The properties of street space are very complex and show different functional properties in different spatial and temporal environments, which is also a key to study and interpret the city. However, with the intensification of the “car-oriented” street space design, the original outdoor platform for interaction, entertainment, rest, and chatting is gradually deprived, which is a mockery of modern civilization. T The study of street space design can be more effective in mastering other spatial design skills. Street space involves social, economic, cultural, ecological, psychological, human, political and other factors, which must be systematically thought, using forward-looking theories, and formulating corresponding countermeasures according to the time and place. There is no one panacea for all streets, and all streets must be considered in a comprehensive manner by investigating regional culture, citizen's lifestyle, street texture, and streetscape characteristics. Second, street space is also the window of the city, most easily remembered and most reflective of the humanistic qualities of the citizens. The transformation of street space is also of practical significance for changing the value orientation, promoting the moral spirit of health and frugality, and maintaining sustainable social development.

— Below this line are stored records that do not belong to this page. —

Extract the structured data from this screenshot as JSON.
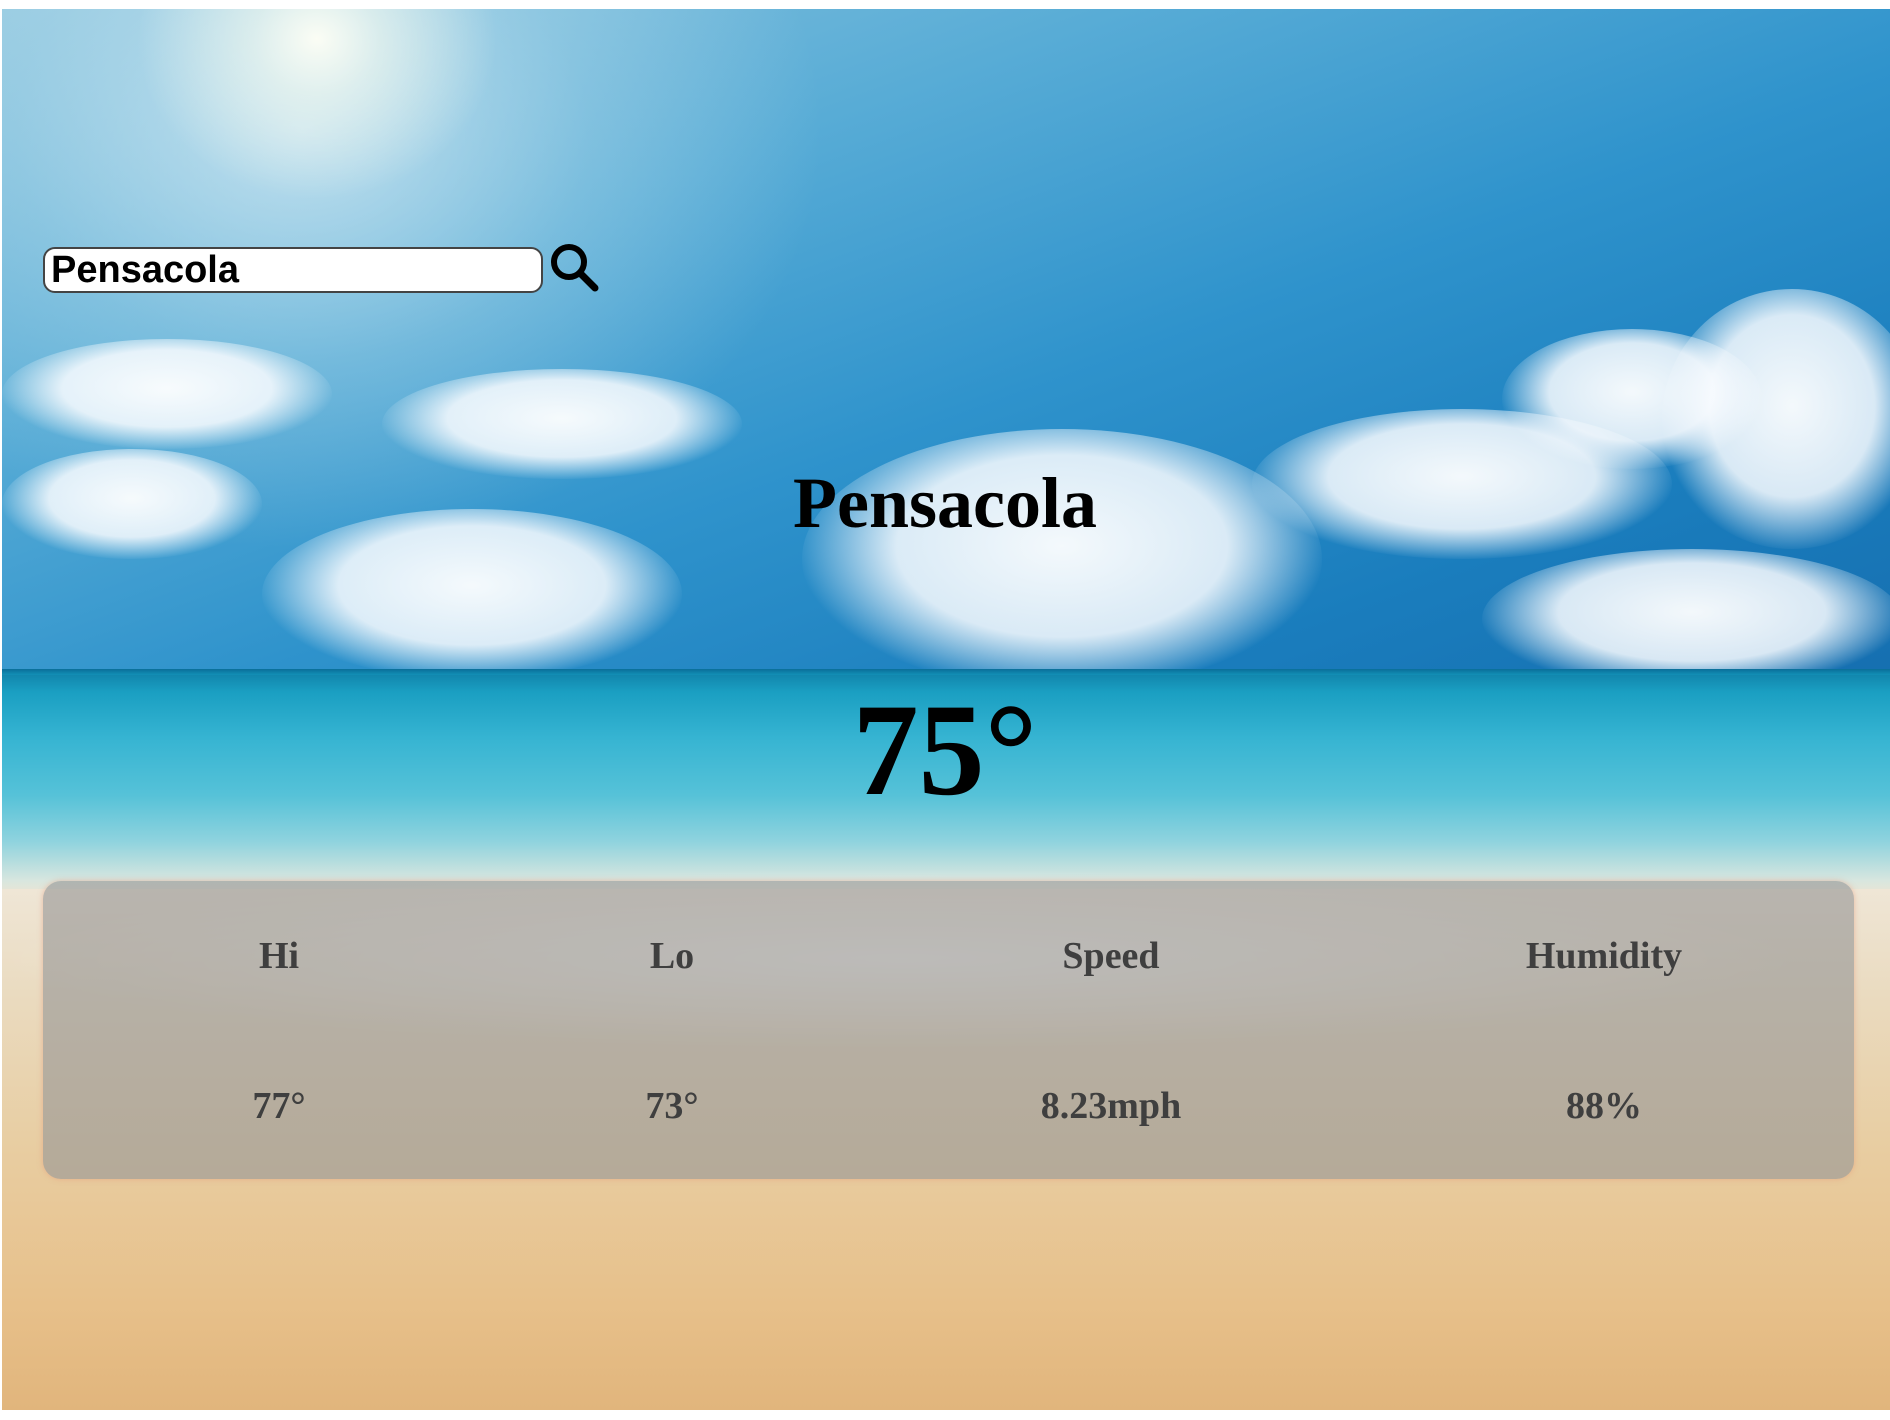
{
  "search": {
    "value": "Pensacola",
    "icon": "search-icon"
  },
  "weather": {
    "city": "Pensacola",
    "temperature": "75°"
  },
  "stats": [
    {
      "label": "Hi",
      "value": "77°"
    },
    {
      "label": "Lo",
      "value": "73°"
    },
    {
      "label": "Speed",
      "value": "8.23mph"
    },
    {
      "label": "Humidity",
      "value": "88%"
    }
  ]
}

The starting point of this paper is to establish a new street traffic adaptive model to provide model simulation support for future urban street renovation. However, since the model proposed in this paper is only implemented in the VISSIM simulation platform, whether it can effectively alleviate traffic congestion in the actual road network needs further verification, including calibration and verification of the simulation model. If it can be implemented in the control system, it can also be evaluated by means of hardware-in-the-loop to improve the reliability of the model method.
Data Availability
The dataset can be accessed upon request.
Conflicts of Interest
The author declares that there are no conflicts of interest.
Acknowledgments
The authors thank the Ministry of Education of Humanities and Social Science Project, Research on Dynamic Evaluation of Purchase Intention and Satisfaction of Internet Shopping (no. 18YJC760141) and Guangdong Provincial Social Science Planning Office Project, A Comparative Study of Modern Shophouse Architecture and Culture in the Pearl River Delta and Malaysia Based on Genetic Digitisation Technology (no. GD20CYS15).